When did the world of journalism become more preoccupied with getting the story first instead of getting it right?
Being a media consumer at a higher level for only a few years, I can’t answer this question. But what I do know for the most part is that the general public — who we are out there to service, let us not forget — doesn’t give a damn about who’s breaking the most stories, who’s working the hardest, and who has the most credibility within media circles. What they care about is a few facts that are correct and moving on with their lives. They don’t have time during their busy days to question the validity of the news that they are consuming.
From what the old journalism horses say, the protocol in newsrooms is that no story goes to press without two sources on a story, thus protecting the reputation of the paper and author of the story. With the threat of legal action at all times if something is misrepresented or slandered, then people are out of work and money will be flushed down the toilet.
But what if today’s sources are people on Twitter? Now, I’m not retracting a word I said about Twitter in my last post, but it does illustrate the dangers of the world we live in that I have mentioned.
Take in case the reporting of the death of Pat Burns. He was prematurely put under ground this past September. Once the news hit Twitter that he was going to visit family in Quebec, word spread that he was going to spend his final days, and then it was reported that he past away. The Toronto Sun picked it up and it eventually gained steam. Pat Burns called TSN hockey reporter Bob McKenzie personally and told him that “I’m not dead, far fucking from it.”
Sadly for the terminally ill Burns, he wasn’t far from death, and succumbed to cancer in November and he was finally laid to rest. But the egg on the media’s face will be remembered by media consumers as fondly as the coach was for hockey fans.
If I were running a news organization, a code of conduct is necessary at all times when dealing with Twitter and other forms of social media. The instantaneous nature that makes Twitter so much fun is also so terrifying. So while it is difficult to take a deep breath when a tweet runs across the screen, my reporters will be demanded to take a deep breath when anything pops up on the screen as serious and important as a death. They will not be able to respond to it until they get independent verification themselves that they event has taken place. I’m all for irreverent, quick, funny tweets about any issue under the sun (which wannabe comedians like me have been feasting on with the ongoing debacle that is Charlie Sheen) but when it comes to legitimate news, journalistic hats have to remain on.

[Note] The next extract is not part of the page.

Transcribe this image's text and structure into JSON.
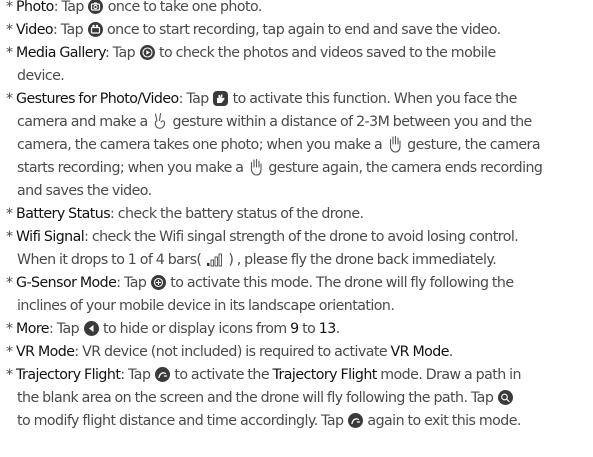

As for breaking the news, from what I can tell, the only pressure to be first is within the newsroom. The public doesn’t care, they care about reliability. Only the news junkies — which would be the minority of the population that consumes any time of information — really care about this stuff and frankly if they’re keeping any sort of track of which organizations are breaking the most stories, they need to get a job and life. So in this world where news is changing, the pressure to be reliable and correct must begin to supersede the need to be first. And the only way I think this can change is through honest dialogue within not just journalism groups like our class, but within the major networks and organizations that dictate the information that the public learns. Only when they change their ways will it become more accepted throughout the medium that this is the way to go in this new age.